BishopAccountability.org
 
  Rector Could Be Investigated
Conservatives Say Diocese Right about Church Trial

By Jean Torkelson
Rocky Mountain News [Colorado]
April 4, 2007

http://www.rockymountainnews.com/drmn/local/article/0,1299,DRMN_15_5462448,00.html

Leaders of a conservative Episcopal organization co-founded by the Rev. Don Armstrong said Tuesday that they agree with the diocese that the embattled rector should face a church trial on allegations of financial wrongdoing.

"We do not believe that charges have been trumped up and methods embraced to silence an outspoken critic of the diocese," said a statement released Monday by The Communion Laity and Clergy (CLC), an association founded about three years ago by Armstrong and other conservative priests and clergy in Colorado.

The statement also says they are ready to acknowledge any evidence that clears "our colleague."

In December, Episcopal Bishop Rob O'Neill banned Armstrong from his role as rector of 20 years at Grace Church and St.
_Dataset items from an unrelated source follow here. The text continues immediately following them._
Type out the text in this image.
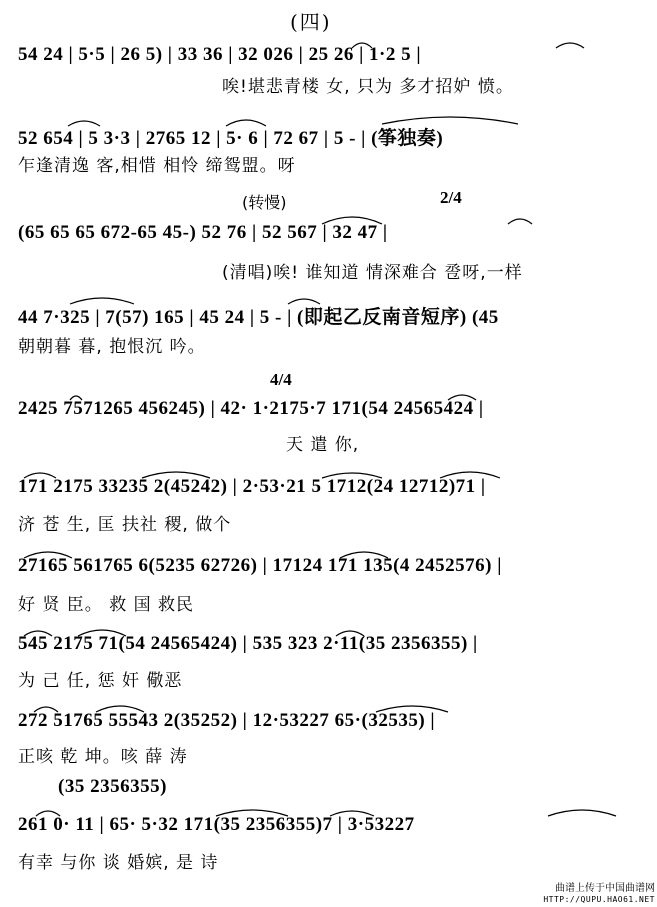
(四)
54 24 | 5·5 | 26 5) | 33 36 | 32 026 | 25 26 | 1·2 5 |
唉!堪悲青楼 女, 只为 多才招妒 愤。
52 654 | 5 3·3 | 2765 12 | 5· 6 | 72 67 | 5 - | (筝独奏)
乍逢清逸 客,相惜 相怜 缔鸳盟。呀
(转慢)	2/4
(65 65 65 672-65 45-) 52 76 | 52 567 | 32 47 |
(清唱)唉! 谁知道 情深难合 卺呀,一样
44 7·325 | 7(57) 165 | 45 24 | 5 - | (即起乙反南音短序) (45
朝朝暮 暮, 抱恨沉 吟。
4/4
2425 7571265 456245) | 42· 1·2175·7 171(54 24565424 |
天 遣 你,
171 2175 33235 2(45242) | 2·53·21 5 1712(24 12712)71 |
济 苍 生, 匡 扶社 稷, 做个
27165 561765 6(5235 62726) | 17124 171 135(4 2452576) |
好 贤 臣。 救 国 救民
545 2175 71(54 24565424) | 535 323 2·11(35 2356355) |
为 己 任, 惩 奸 儆恶
272 51765 55543 2(35252) | 12·53227 65·(32535) |
正咳 乾 坤。咳 薛 涛
(35 2356355)
261 0· 11 | 65· 5·32 171(35 2356355)7 | 3·53227
有幸 与你 谈 婚嫔, 是 诗
曲谱上传于中国曲谱网
HTTP://QUPU.HAO61.NET
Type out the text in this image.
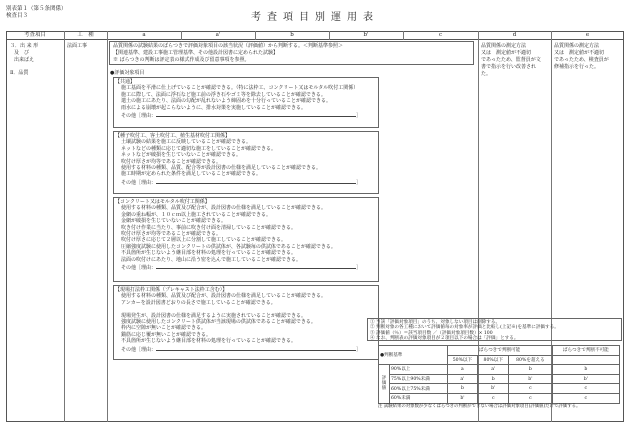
別表第１（第５条関係）
検査目３	考査項目別運用表
考査項目	工　種	a	a'	b	b'	c	d	e
３．出 来 形
及　び
出来ばえ
Ⅱ．品質
法面工事	品質関係の試験結果のばらつきで評価対象項目の該当状況（評価値）から判断する。＜判断基準参照＞
【関連基準、建設工事施工管理基準、その他設計図書に定められた試験】
※ ばらつきの判断は評定表の様式作成及び留意事項を参照。
●評価対象項目
【共通】
施工基面を平滑に仕上げていることが確認できる。（特に法枠工、コンクリート又はモルタル吹付工関係）
施工に際して、法面に浮石など施工前の浮き石やゴミ等を除去していることが確認できる。
遣土の施工にあたり、法面の勾配が乱れないよう締固めを十分行っていることが確認できる。
雨水による崩壊が起こらないように、排水対策を実施していることが確認できる。
その他［理由：	］
【種子吹付工、客土吹付工、植生基材吹付工関係】
土壌試験の結果を施工に反映していることが確認できる。
ネットなどの種類に応じて適切な施工をしていることが確認できる。
ネットなどが破損を生じていないことが確認できる。
吹付け厚さが均等であることが確認できる。
使用する材料の種類、品質、配合等が設計図書の仕様を満足していることが確認できる。
施工時期が定められた条件を満足していることが確認できる。
その他［理由：	］
【コンクリート又はモルタル吹付工関係】
使用する材料の種類、品質及び配合が、設計図書の仕様を満足していることが確認できる。
金網の重ね幅が、１０ｃｍ以上施工されていることが確認できる。
金網が破損を生じていないことが確認できる。
吹き付け作業に当たり、事前に吹き付け面を清掃していることが確認できる。
吹付け厚さが均等であることが確認できる。
吹付け厚さに応じて２層以上に分割して施工していることが確認できる。
圧縮強度試験に使用したコンクリートの供試体が、各試験毎の供試体であることが確認できる。
不具箇所が生じないよう継目部を材料の処理を行っていることが確認できる。
法面の吹付けにあたり、地山に沿う密を込んで施工していることが確認できる。
その他［理由：	］
【現場打法枠工関係（プレキャスト法枠工含む）】
使用する材料の種類、品質及び配合が、設計図書の仕様を満足していることが確認できる。
アンカーを設計図書どおりの長さで施工していることが確認できる。
現場発生が、設計図書の仕様を満足するように実施されていることが確認できる。
強度試験に使用したコンクリート供試体が当該現場の供試体であることが確認できる。
枠内に空隙が無いことが確認できる。
錨筋に応じ覆が無いことが確認できる。
不具箇所が生じないよう継目部を材料の処理を行っていることが確認できる。
その他［理由：	］
品質関係の測定方法
又は　測定値が不適切
であったため、監督員が文
書で指示を行い改善され
た。
品質関係の測定方法
又は　測定値が不適切
であったため、検査員が
修補指示を行った。
① 当該「評価対象項目」のうち、対象しない項目は削除する。
② 判断対象の各工種において評価値毎の対象率が評価と比較し(上記※)を基準に評価する。
③ 評価値（％）＝該当項目数 ／（評価対象項目数）× 100
④ なお、判断表の評価対象項目が２項目以下の場合は「評価」とする。
●判断基準		ばらつきで判断可能			ばらつきで判断不可能
		50%以下	80%以下	80%を超える	
評価値	90%以上	a	a'	b	b
	75%以上90%未満	a'	b	b'	b'
	60%以上75%未満	b	b'	c	c
	60%未満	b'	c	c	c
注 試験結果の対象数が少なくばらつきの判断ができない場合は評価対象項目(評価値)だけで評価する。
Stephen's parish in Colorado Springs while the diocese investigated charges of "misapplied funds." Armstrong insists he's being persecuted for his orthodox beliefs.

Last week, a 12-member diocesan committee that includes two CLC members voted unanimously to support a "presentment" against Armstrong, the church equivalent of a civil indictment of wrongdoing.

"They have witnessed the canonical process and support the presentment," said the CLC statement, referring to the two CLC committee participants. They are the Rev. David Henderson, rector at St. Paul's Episcopal Church, Steamboat Springs, and the Rev. John Wengrovius, rector at Calvary Episcopal Church in Golden.

The presentment opens the way for an ecclesiastical trial, said Beckett Stokes, the diocese's spokeswoman. The charges involve allegations of hundreds of thousands of dollars in misapplied funds - charges which Armstrong denies and which he plans to rebut at an April 14 meeting with parishioners.

In a written response Tuesday to the CLC statement, Armstrong insisted the diocese denied him a chance to present a defense and doubted committee members knew all the facts.

The diocese welcomed the CLC statement: "It supports what we have asserted all along, which is that this is not about personal politics," Stokes said.

While the CLC statement says a church trial should be held, it also laments that trust has sunk so low all around "it is difficult to know whom to believe" and said Armstrong's presumption of innocence seemed to be breached.

The Rev. Ephraim Radner, a CLC member and prominent Episcopal author and theologian, said the statement should not be read as "pitting one against the other" but to make clear that the diocese "in no sense engaged in a biased attack on Don."

Radner, who describes Armstrong as a friend and who signed the statement, voiced frustration about unanswered questions, which make definitive support for one side or the other impossible until "all the documents are laid out and inspected."